Steven John Baird v The Queen
[2013] NZSC 1
•5 February 2013
| IN THE SUPREME COURT OF NEW ZEALAND |
| SC 84/2012 [2013] NZSC 1 |
| STEVEN JOHN BAIRD |
| Applicant |
| v |
| THE QUEEN |
| Respondent |
| Court: McGrath, Chambers and Glazebrook JJ |
| Counsel: A G Speed for Applicant |
| Judgment: 5 February 2013 |
JUDGMENT OF THE COURT
The application for leave to appeal is dismissed.
REASONS
Mr Baird seeks leave to appeal the decision of the Court of Appeal[1] dismissing his appeal against conviction on two counts of manufacturing methamphetamine between 2 and 4 June and 8 and 11 June 2009 respectively.
[1] Baird v R [2012] NZCA 430.
At trial, the case against Mr Baird was that he was a secondary party to the manufacture of methamphetamine, pursuant to both ss 66(1) and 66(2) of the Crimes Act 1961. The Crown conceded before the Court of Appeal that, although the case against his co-offenders was very strong, there was no evidence against Mr Baird under s 66(1).[2] The Court of Appeal held that this had not been made clear to the jury either by the Crown or the trial Judge. Accordingly, this led to the risk that the jury might have thought there was an evidential foundation against Mr Baird under s 66(1).[3] However, after reviewing the evidence of Mr Baird’s liability under s 66(2), the Court of Appeal was satisfied that there was no substantial miscarriage of justice because his conviction on those counts was inevitable. The Court of Appeal thus applied the proviso to s 385(1) of the Crimes Act.[4]
[2] At [10].
[3] At [32].
[4] At [38].
There may be scope for argument as to whether the Crown concession relating to s 66(1) was well made and therefore whether the trial Judge’s summing up was in fact defective. Even if the summing up were defective, however, the proviso was not misapplied by the Court of Appeal.
The evidence in the case was that the manufacturing of methamphetamine took place at the Jacaranda Motel in Epsom from April 2009. The evidence against Mr Baird included:
(a)The sum of $310,000 in cash found under a floorboard in a shed at his home.

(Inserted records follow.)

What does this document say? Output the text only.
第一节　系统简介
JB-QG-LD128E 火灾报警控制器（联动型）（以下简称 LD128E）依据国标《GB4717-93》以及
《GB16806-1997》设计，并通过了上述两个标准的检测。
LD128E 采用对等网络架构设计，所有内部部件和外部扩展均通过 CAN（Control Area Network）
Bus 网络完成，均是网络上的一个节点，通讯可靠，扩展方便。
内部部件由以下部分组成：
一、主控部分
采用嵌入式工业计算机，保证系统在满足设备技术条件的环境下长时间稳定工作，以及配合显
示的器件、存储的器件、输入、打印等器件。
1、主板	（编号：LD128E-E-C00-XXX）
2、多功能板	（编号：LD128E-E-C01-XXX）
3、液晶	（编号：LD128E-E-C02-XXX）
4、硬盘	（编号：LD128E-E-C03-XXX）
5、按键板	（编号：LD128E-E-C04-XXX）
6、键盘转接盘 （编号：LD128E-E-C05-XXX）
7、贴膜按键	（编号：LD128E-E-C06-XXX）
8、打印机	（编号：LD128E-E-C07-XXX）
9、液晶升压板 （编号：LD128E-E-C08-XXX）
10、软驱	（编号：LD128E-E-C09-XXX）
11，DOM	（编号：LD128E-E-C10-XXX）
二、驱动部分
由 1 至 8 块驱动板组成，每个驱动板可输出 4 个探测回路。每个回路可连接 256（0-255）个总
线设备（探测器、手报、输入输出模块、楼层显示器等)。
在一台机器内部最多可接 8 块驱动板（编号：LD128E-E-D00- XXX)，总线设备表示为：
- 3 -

(b)Two four litre containers of acetone (a component in the process of methamphetamine manufacture) found in a storage unit Mr Baird rented in Avondale. One of which bore the fingerprint of one of his co-offenders.
(c)Intercepted conversations from 1 to 9 June 2009 (outside normal business hours) between Mr Baird and a co-offender – where in one Mr Baird is asked for “acetoney” and where in others there were coded references to the methamphetamine manufacturing process.
(d)Surveillance evidence placing Mr Baird at the Jacaranda Motel on 7 and 9 June 2009, albeit not at a time methamphetamine would have been present.
We accept the Crown’s submission that the Court of Appeal considered all relevant evidence, including Mr Baird’s explanations for the evidence against him, and applied the correct test[5] in coming to its decision. Conviction was inevitable and there is no risk of miscarriage of justice.
[5]Matenga v R [2009] NZSC 18, [2009] 3 NZLR 145 at [28].
The application for leave to appeal is dismissed.